The young woman’s murder remains unsolved.

The family has never stopped advocating for a new investigation into Mary Ann’s death. But in the meantime, Sevigny said there are many other Inuit women who have faced violence and loss—and who need help.

Sevigny, a health manager with the National Inquiry into Missing and Murdered Indigenous Women and Girls, reversed roles March 14 to testify before the commission while it hosted hearings in Montreal.

She called for more Inuit-appropriate support services in the North and for more research into the root causes of violence, in order to foster prevention.

Sevigny was only 17 when she returned to Iqaluit, alone, to find her sister’s body in a pool of blood in the family’s home. It wasn’t until years later that she realized she suffered from full-blown post-traumatic stress disorder.

“There was no system to ask the family: how can we help you?” she told the commission.

“When you’re denied care, it’s very hard to take care of yourself.”

Sevigny told commissioners that she continues to be triggered by memories of her sister’s death and other abuse she faced as a young person.

But she sought treatment in southern Ontario, where she eventually settled, and continues to receive crucial support from her husband of 29 years.
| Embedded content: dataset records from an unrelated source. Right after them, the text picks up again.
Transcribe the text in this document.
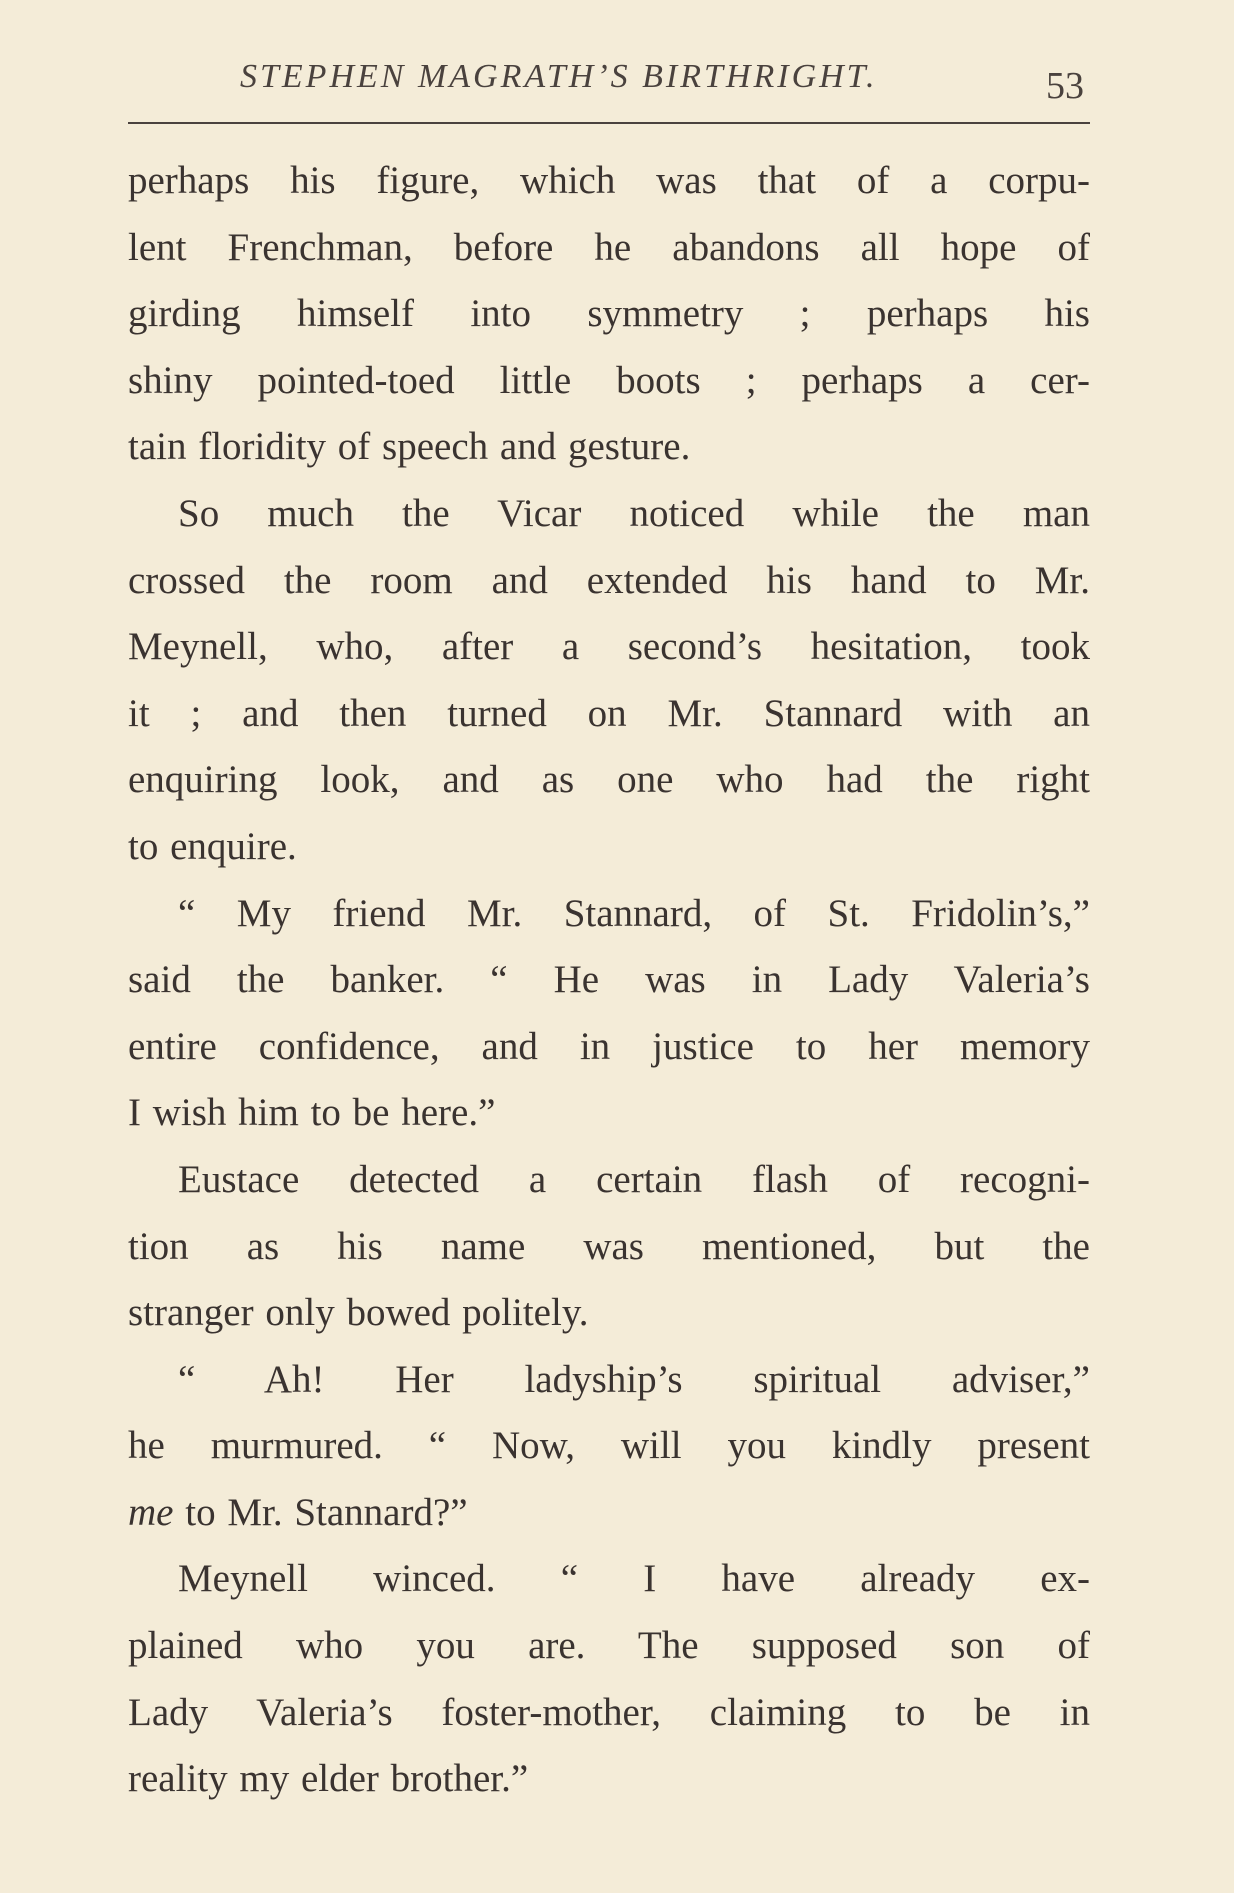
STEPHEN MAGRATH’S BIRTHRIGHT.	53
perhaps his figure, which was that of a corpu-
lent Frenchman, before he abandons all hope of
girding himself into symmetry ; perhaps his
shiny pointed-toed little boots ; perhaps a cer-
tain floridity of speech and gesture.
So much the Vicar noticed while the man
crossed the room and extended his hand to Mr.
Meynell, who, after a second’s hesitation, took
it ; and then turned on Mr. Stannard with an
enquiring look, and as one who had the right
to enquire.
“ My friend Mr. Stannard, of St. Fridolin’s,”
said the banker. “ He was in Lady Valeria’s
entire confidence, and in justice to her memory
I wish him to be here.”
Eustace detected a certain flash of recogni-
tion as his name was mentioned, but the
stranger only bowed politely.
“ Ah! Her ladyship’s spiritual adviser,”
he murmured. “ Now, will you kindly present
me to Mr. Stannard?”
Meynell winced. “ I have already ex-
plained who you are. The supposed son of
Lady Valeria’s foster-mother, claiming to be in
reality my elder brother.”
Sevigny went on to become a trauma and grief counsellor, to deliver the same kind of support she wished she had that day she discovered her sister’s body.

Inuit don’t have enough of their own people, in their own communities, to reach out to in times of need, Sevigny said. Victims need to speak to people who understand where they come from—in their own language.

Sevigny also recommended the inquiry look to the root causes of violence, and what drives people to abuse.

“It’s our job to find out what happened”

The week-long hearings in Montreal focused one day—Wednesday, March 14—on Inuit testimony.

And that gave Sevigny’s mother, Sarah Birmingham, a platform she hadn’t had before to tell her story.

Birmingham was in Montreal with her three-year-old son for several months in 1986, so he could receive chemotherapy to treat leukemia.

“I had no choice,” she said. “But I have even accused my son of causing Mary Ann’s death.”

Her young son, Lyta, later died of leukemia. The guilt and grief she’s carried have been a life-long burden, said Birmingham, who broke down crying at the commission.

“I have never spoken of this in all those years,” she said. “I have clammed up my emotions all this time, and finally I let them go before you.”

Birmingham said she has waited years to find out who killed her daughter—as a way to bring justice for Mary Ann and as a way to find closure and heal from loss.

“It’s our job to find out what happened,” she told the commission.

The national inquiry’s hearings continue in Montreal until March 16. The inquiry has a support line available for survivors of violence at 1-844-413-6649.